This was the crucial time for the new government, they needed an executive
council trusted by all, it would be the one to get things started, etc. etc.
The senate had been elected, the duma had been drafted. Now the two houses were
electing the seven executive council members. People mentioned as candidates
included Mikhail, Zeyk, Peter, Marina, Etsu, Na-nao, Ariadne, Marion, Irishka,
Antar, Rashid, Jackie, Charlotte, the four ambassadors to Earth, and several
others Nadia had first met in the warehouse. “Lots of good people,” Nadia
reminded them. This was the polycephalous revolution.

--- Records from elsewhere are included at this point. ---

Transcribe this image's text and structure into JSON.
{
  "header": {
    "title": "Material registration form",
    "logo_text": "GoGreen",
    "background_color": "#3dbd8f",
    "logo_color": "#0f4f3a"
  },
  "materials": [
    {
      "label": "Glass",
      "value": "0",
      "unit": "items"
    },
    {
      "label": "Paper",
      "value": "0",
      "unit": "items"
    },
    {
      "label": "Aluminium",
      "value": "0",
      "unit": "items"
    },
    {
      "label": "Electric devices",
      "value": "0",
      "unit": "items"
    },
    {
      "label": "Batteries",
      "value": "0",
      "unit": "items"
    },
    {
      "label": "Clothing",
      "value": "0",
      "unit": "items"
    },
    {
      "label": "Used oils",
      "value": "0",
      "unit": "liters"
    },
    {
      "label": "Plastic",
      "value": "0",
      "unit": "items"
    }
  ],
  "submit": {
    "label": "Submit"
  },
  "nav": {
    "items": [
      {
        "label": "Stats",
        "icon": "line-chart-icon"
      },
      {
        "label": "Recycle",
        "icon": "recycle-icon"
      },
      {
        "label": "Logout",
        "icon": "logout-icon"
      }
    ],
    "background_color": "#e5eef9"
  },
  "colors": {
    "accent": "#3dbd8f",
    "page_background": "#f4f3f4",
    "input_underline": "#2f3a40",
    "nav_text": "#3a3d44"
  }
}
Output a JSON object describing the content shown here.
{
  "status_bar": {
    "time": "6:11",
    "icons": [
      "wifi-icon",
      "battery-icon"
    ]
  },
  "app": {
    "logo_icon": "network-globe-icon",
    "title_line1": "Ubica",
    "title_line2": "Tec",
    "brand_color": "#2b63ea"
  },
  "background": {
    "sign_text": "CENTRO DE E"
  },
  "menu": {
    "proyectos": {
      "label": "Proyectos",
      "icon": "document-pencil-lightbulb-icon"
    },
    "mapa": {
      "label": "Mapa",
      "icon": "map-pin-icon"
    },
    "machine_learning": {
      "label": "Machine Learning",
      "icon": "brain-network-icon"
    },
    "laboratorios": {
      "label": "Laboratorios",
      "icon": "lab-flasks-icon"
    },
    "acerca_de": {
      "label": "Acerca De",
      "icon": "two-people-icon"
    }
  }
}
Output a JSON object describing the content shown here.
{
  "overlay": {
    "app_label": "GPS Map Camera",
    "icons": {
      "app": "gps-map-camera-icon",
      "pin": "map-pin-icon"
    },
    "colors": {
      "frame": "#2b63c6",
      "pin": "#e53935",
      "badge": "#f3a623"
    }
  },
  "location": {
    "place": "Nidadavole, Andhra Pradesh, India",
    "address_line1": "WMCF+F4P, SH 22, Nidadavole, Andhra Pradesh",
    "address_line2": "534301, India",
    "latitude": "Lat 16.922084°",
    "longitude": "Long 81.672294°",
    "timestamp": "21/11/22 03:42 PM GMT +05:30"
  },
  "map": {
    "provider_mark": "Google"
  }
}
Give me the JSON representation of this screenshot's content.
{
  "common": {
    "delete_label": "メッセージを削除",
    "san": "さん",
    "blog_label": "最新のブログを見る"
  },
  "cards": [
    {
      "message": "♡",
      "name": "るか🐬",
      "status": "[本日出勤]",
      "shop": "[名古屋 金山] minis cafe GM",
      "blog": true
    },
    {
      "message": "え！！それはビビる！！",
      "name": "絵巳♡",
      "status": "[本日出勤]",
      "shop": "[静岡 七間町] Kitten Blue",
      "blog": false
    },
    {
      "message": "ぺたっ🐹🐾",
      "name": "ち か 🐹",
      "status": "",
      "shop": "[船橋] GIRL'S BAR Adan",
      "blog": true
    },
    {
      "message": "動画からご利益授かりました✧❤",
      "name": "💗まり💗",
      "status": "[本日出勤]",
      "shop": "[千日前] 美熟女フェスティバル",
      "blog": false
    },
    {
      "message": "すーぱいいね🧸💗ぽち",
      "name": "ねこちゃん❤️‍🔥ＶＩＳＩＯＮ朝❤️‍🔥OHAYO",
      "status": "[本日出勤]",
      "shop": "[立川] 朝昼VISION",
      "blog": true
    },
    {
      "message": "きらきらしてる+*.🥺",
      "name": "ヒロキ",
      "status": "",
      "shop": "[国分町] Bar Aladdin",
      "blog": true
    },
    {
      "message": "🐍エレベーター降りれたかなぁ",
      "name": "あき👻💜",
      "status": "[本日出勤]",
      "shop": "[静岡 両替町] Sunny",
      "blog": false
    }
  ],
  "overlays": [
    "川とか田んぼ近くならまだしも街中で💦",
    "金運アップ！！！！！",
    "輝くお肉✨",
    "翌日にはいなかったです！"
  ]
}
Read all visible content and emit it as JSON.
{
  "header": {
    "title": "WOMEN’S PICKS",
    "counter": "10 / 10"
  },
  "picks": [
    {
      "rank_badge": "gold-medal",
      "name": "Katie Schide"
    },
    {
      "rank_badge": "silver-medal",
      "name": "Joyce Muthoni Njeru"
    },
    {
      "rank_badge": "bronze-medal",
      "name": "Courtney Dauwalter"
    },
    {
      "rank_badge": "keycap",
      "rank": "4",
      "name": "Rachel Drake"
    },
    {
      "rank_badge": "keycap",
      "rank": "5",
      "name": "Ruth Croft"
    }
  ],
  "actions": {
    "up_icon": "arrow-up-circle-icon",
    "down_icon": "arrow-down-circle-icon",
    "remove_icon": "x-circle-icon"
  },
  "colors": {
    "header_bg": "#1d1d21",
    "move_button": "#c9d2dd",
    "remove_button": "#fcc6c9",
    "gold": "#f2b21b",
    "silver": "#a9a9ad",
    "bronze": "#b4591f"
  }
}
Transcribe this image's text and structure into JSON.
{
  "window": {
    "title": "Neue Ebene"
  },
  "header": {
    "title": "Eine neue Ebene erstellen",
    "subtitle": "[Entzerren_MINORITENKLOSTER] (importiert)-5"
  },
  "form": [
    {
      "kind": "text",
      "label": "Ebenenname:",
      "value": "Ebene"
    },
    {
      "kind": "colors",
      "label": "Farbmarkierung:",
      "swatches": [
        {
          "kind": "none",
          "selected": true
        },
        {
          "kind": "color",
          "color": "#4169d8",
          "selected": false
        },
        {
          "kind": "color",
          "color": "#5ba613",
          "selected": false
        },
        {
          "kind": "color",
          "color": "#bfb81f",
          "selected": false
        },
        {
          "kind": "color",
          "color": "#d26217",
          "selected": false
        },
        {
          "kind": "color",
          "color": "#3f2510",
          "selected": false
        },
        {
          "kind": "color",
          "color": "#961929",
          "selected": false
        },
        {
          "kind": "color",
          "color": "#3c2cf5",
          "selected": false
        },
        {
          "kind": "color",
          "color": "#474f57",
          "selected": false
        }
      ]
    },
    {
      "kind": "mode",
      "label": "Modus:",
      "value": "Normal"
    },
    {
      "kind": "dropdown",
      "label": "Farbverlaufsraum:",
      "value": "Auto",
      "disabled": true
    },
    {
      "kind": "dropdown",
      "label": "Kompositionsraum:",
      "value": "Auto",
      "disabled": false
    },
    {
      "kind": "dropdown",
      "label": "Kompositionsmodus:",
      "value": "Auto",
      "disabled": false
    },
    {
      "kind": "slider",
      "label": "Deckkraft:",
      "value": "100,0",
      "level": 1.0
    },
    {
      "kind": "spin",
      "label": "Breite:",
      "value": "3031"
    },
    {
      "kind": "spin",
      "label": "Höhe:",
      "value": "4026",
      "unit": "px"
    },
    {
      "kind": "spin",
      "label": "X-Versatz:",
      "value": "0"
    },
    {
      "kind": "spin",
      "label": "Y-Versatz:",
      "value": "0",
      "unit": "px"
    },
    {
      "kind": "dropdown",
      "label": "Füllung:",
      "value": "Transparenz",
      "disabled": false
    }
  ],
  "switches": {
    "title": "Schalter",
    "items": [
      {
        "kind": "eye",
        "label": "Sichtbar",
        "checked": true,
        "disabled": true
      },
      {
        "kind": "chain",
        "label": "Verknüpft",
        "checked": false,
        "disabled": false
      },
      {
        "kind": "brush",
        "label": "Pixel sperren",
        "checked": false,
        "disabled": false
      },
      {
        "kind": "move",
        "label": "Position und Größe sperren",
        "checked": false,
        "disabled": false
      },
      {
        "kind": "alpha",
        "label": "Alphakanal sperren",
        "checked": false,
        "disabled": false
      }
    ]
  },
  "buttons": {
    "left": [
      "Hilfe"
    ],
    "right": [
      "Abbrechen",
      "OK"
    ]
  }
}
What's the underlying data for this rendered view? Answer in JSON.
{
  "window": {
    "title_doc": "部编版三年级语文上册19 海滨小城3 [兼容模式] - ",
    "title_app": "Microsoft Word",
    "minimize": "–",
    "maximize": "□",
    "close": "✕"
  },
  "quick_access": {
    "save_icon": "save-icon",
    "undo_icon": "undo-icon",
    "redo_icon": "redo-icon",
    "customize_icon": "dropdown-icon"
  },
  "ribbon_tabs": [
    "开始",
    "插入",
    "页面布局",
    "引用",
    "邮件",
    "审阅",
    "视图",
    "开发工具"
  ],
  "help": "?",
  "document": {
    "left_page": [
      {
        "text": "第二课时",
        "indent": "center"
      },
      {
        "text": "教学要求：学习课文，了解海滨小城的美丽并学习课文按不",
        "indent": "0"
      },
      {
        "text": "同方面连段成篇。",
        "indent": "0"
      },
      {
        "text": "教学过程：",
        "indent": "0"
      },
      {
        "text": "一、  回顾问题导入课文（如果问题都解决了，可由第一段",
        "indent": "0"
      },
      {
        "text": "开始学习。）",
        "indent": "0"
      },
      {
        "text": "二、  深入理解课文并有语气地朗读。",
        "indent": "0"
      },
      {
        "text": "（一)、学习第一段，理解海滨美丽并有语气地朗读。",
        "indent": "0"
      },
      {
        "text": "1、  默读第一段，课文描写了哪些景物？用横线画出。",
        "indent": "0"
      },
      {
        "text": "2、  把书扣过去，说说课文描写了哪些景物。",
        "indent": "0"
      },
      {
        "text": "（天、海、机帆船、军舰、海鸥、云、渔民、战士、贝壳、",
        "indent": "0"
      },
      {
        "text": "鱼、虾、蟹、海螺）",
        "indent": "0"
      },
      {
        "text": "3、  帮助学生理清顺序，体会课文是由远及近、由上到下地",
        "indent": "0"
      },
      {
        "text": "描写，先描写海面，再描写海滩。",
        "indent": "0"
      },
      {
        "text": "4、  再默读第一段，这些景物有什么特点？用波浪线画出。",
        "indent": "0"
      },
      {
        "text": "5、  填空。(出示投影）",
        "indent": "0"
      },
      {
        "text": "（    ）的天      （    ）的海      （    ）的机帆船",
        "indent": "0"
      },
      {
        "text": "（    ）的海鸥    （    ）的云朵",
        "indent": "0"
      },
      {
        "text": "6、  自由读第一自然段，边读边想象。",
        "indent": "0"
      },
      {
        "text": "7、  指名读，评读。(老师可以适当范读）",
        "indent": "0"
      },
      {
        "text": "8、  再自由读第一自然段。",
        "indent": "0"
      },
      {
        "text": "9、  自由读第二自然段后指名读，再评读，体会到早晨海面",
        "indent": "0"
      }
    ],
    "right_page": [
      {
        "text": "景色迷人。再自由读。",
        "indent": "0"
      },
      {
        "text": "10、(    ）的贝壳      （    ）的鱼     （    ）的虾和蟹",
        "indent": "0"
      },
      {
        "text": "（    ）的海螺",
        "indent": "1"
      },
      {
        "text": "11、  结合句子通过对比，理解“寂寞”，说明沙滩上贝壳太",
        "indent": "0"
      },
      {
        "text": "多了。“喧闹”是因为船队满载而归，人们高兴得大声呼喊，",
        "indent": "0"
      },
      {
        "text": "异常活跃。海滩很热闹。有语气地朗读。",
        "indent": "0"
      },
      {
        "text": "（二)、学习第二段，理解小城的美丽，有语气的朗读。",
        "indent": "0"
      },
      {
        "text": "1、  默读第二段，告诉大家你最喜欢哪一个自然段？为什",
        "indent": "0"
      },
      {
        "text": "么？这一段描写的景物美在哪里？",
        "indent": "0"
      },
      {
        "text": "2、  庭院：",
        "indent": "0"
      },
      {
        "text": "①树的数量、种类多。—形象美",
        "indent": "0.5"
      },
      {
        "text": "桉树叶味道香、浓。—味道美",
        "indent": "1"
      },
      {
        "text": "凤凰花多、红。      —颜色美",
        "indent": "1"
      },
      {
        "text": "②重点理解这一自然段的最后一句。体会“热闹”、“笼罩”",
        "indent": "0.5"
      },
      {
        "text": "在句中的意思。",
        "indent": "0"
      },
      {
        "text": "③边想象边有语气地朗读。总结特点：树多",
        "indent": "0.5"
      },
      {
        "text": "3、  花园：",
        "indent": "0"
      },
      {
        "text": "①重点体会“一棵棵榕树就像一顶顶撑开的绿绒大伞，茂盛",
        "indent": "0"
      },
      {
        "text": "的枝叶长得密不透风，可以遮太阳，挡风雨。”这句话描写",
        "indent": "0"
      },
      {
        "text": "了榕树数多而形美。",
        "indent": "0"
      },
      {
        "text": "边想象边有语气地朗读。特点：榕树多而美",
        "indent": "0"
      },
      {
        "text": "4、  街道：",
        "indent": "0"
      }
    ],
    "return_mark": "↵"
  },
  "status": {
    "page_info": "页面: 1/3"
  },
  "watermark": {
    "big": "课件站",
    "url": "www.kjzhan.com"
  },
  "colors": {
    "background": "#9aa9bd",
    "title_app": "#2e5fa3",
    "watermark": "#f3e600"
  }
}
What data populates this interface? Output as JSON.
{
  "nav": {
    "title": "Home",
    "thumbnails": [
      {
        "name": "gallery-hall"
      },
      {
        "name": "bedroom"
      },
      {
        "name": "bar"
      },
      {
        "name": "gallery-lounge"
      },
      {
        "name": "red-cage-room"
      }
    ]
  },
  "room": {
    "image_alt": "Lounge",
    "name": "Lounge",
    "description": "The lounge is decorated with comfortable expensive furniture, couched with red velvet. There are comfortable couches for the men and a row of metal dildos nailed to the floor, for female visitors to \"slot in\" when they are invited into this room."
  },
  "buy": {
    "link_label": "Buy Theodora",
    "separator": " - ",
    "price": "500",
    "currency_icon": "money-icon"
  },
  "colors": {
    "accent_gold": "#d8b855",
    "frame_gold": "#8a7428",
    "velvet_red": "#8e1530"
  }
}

But people were uneasy at the list, they told Nadia repeatedly.
They had become used to her providing a balanced center, both during the
congress and during the revolution, and before that at Dorsa Brevia, and for
that matter throughout the underground years, and right back to the beginning.
People wanted her on the council as a moderating influence, a calm head, a
neutral party, etc. etc.

“Get out,” she said, suddenly angry, though she did not know why.
They were concerned to see her anger, upset by it. “I’ll think about it,” she
said as she shooed them out, to keep them moving.

Eventually only Charlotte and Art were left, looking serious,
looking as if they had not conspired to bring all this about.

“They seem to want you on the executive council,” Art said.

“Oh shut up.”

“But they do. They want someone they can trust.”

“They want someone they’re not afraid of, you mean. They want an
old babushka who won’t try to do anything, so they can keep their opponents off
the council and pursue their own agendas.”

Art frowned; he had not considered this, he was too naive.

“You know a constitution is kind of like a blueprint,” Charlotte
said thoughtfully. “Getting a real working government out of it is the true act
of construction.”

“Out,” Nadia said.

 

But in the end she agreed to stand. They were relentless, there
were a surprisingly large number of them, and they would not give up. She
didn’t want to seem like a shirker. And so she let the trap close down on her
leg.

The legislatures met, the ballots were cast. Nadia was elected one
of the seven, along with Zeyk, Ariadne, Marion, Peter, Mikhail, and Jackie.
That same day Irishka was elected the first chief justice of the Global
Environmental Court, a real coup for her personally and the Reds generally;
this was part of the “grand gesture” Art had brokered at the congress’s end, to
gain the Reds’ support. About half the new justices were Reds of one shade or
another, making for a gesture just a bit too grand, in Nadia’s opinion.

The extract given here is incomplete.